Carlo è uno dei tanti vacanzieri sismici che è stato costretto a raggiungere la costa ospitato da un
un albergo a Giulianova. Carlo è un lavoratore precario, una categoria che già stava pagando duramente la crisi economica, e c’è da scommetterci, pagherà duramente anche il post-terremoto, in una città con l’economia sbriciolata. Questo perché di solito un precario non ha un contratto di lavoro, e se c’è l’ha ha delle tutele degne da paese del terzo mondo. Pensionati, lavoratori in regola dipendenti pubblici, avranno uno stipendio assicurato nei prossimi terribili mesi, e pure i lavoratori autonomi, come anticipato dal governo. A tanti precari invece non spetterà nulla e saranno i primi ad essere licenziati da aziende ed esercizi commerciali che non riusciranno a risollevarsi. I precari spesso non hanno una casa di proprietà, e nemmeno un affitto regolare, ed abitano.,come tanti studenti vittime del terremoto, in case fatiscenti del centro, pagando ovviamente affitti in nero. Case crollate perché certi affitta-camere senza scrupoli non si sono certo curati di verificare la sicurezza dei loro appartamenti. Il precario è un invisibile, e lo sarà forse anche quando saranno ripartiti gli aiuti alle vittime del terremoto.

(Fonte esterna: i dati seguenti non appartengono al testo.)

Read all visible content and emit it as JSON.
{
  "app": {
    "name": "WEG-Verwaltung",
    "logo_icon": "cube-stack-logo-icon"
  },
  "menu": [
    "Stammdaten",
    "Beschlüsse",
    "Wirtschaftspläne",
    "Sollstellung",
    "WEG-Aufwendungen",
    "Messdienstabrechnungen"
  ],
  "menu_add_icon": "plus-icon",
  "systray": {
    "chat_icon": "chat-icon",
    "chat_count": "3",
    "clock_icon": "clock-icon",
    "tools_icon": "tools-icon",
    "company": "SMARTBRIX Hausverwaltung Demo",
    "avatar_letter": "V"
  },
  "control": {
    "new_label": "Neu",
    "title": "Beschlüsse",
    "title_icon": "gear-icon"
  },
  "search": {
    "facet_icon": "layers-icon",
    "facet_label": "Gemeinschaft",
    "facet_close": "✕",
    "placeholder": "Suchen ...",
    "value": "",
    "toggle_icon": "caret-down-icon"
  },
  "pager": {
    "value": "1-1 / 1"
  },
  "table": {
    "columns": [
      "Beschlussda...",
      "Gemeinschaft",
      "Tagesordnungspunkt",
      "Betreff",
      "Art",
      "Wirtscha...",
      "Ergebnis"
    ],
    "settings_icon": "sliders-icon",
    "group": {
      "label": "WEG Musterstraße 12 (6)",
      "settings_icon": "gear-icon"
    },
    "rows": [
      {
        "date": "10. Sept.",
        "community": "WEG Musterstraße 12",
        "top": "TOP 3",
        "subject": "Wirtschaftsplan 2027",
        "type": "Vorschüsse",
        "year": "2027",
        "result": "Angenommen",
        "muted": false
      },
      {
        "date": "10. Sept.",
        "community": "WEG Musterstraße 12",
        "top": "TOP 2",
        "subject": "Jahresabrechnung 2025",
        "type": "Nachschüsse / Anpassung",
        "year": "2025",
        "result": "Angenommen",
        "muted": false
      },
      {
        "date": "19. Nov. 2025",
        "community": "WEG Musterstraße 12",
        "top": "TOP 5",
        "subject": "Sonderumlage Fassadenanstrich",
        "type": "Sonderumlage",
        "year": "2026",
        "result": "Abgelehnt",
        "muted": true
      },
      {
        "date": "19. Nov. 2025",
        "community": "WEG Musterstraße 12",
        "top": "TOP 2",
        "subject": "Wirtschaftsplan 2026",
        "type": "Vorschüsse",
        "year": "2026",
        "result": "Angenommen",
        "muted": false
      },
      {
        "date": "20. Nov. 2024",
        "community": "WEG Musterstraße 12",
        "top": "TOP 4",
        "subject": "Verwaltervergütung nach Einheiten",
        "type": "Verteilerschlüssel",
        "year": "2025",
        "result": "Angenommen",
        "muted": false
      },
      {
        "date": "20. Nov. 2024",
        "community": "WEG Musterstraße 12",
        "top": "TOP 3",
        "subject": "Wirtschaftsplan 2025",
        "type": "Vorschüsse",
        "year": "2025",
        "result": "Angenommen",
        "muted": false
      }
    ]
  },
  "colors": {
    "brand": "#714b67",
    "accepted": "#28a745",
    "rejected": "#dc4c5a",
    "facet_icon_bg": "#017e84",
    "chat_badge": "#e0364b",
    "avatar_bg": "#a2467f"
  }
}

Ma Carlo ha un vantaggio: il talento e le idee. “Sto avviando un’attività su internet –spiega – e sono fiducioso perché la realtà virtuale è indifferente ai terremoti e non è vincolata ad un luogo specifico”. E poi ha fatto il callo nella nobile arte di arrangiarsi, e poiché nei prossimi anni molti a L’Aquila dovranno vivere di espedienti. E Carlo, come tutti i precari, questa volta parte avvantaggiato, in un Paese l’Italia che odia i giovani ed è spadroneggiata da caste di gerontocrati iper-tutelati e dai loro inetti rampolli raccomandati. La speranza è però che dalle macerie dell’Aquila ci risolleveremo tutti insieme, che a tutti sia data la possibilità di restare e di rifarsi una vita dignitosa. Altrimenti giovani come Carlo ( e chi scrive) seguiranno il suggerimento del mare, che invita a navigare verso lidi lontani, e verso orizzonti più luminosi. Lasciando le macerie dell’Aquila alla senile contemplazione di chi resterà, macerie di una città allora davvero senza più futuro nè speranza.